Cycling has deep roots at College
By Rahul Raina
Published on Friday, October 14, 2011
The Dartmouth cycling team does not enjoy the same following as other College-sanctioned Division I sports. While men and women clad in tight green racing suits can regularly be seen pedaling their way up and down Hanover’s surrounding hills, the cycling team is rarely in the public eye, despite the sport’s long history at Dartmouth.
The Dartmouth Bicycle Club was founded in the early 1960s by Dan Dimancescu ’64. After leading the University of Connecticut to an Intercollegiate National Title in 1961, Dimancescu transferred to Dartmouth the next year and brought his passion for competitive cycling with him. While the Dartmouth team failed to take off over the next few years, it resurfaced in the late 1970s by winning five straight Ivy League titles from 1977 to 1981.
The sport has changed signficantly since the 1970s, but the team’s passion for competitive cycling is still just as strong.
Dartmouth’s cycling team won four consecutive League championships from 2002-2005. There are currently 25 undergraduate and graduate students on the team, numbers which are fairly consistent from year to year. The team has had its fair share of talented riders, including former professional cyclists Eric Schildge ’10 and Toby Marzot ’09.
While the Big Green’s primary focus is on its spring road-racing season from March to May, some bikers also compete in less publicized events in the fall. Nick Wimer ’12 and Ellen Anderson ADV’16 have already won races this season. The team’s biggest races are the Eastern Conference Championships and the USA Cycling Collegiate National Championships, which are both highly competitive events.

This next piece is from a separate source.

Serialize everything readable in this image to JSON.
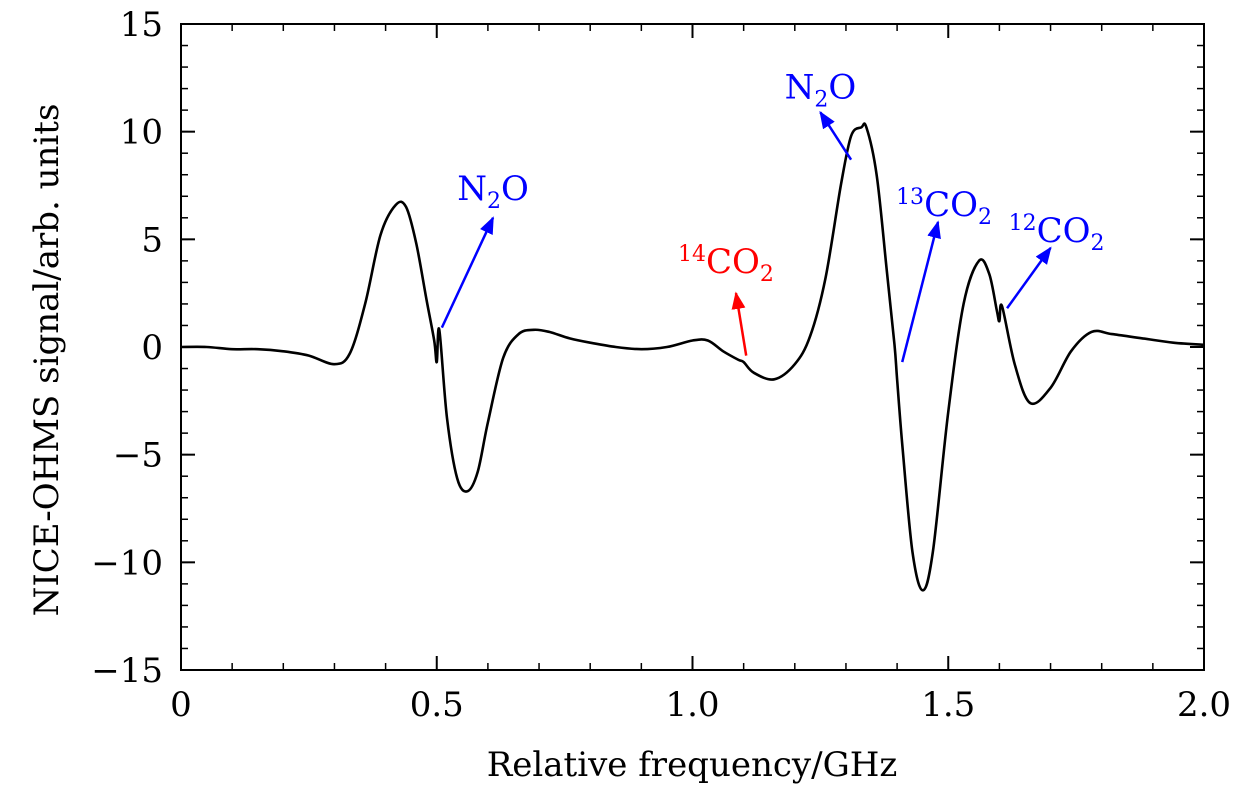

Although cycling does not have a strong contigent in sporting circles — those who watch are usually cyclists themselves or those fair-weathered fans who only tune in for the Tour de France — collegiate cycling has gained more attention in recent years.
“I think it’s an extremely exciting time for the team because throughout the [Eastern Collegiate Cycling Conference], people and riders treat this as a varsity sport,” team social chair Joshua Hall ’14 said. “And I believe we may soon be in a transition phase where the cycling team may become a varsity sport.”
Team members come from a diverse range of cycling backgrounds. While riders like Max Jentzsch ’15 — who rode professionally in Germany before matriculating at Dartmouth this fall — bring a wealth of experience to the Big Green, other students join the team as recreational riders. The team encourages riders of all skill levels to join, according to its website.
“Many team members start with little or no prior experience,” Dartmouth cycling president Matt Nichols ’13 said. “Mentoring new riders is part of the team’s mission.”
Like many Dartmouth club teams, the cycling team sometimes struggles with attempting to compete at a high level and spread awareness about its sport.
“Balancing athletics with academics is a challenge that we all embrace,” Nichols said. “As an entirely student-run team, our team leaders also have sizable responsibilities beyond just riding their bikes.”
As a club team, the cyclists do not have a coach, and instead must organize their own racing schedule. Trying to get bids into competitive races and dealing with the entire team’s financials can be a daunting task.
“Last year we limited the Dartmouth race to an individual time trail and the frat row criterion because these are cheaper and easier to organize,” Dan Holmdahl ’14, the team’s vice president, said in an email to The Dartmouth.
Nichols added that cycling’s busy race schedule can pose further difficulties.
“Performing 25-plus races in a season is a major challenge, especially with the cold and wet weather we face,” he said.
While maintaining active membership on the cycling team is not an easy undertaking, Nichols said the Big Green is enthusiastic about cycling.
“Personally, this team has been my passion for the past two years, and I thank my predecessors, Isaiah Berg [’11] and Michael Rea [DMS ’08], for their lessons in leadership,” Nichols said. “From the joy of qualifying for Nationals as a freshman to the frustration of breaking my collarbone as a sophomore, I feel I’ve paid my dues and I’m ready to be a major player in the conference this year.”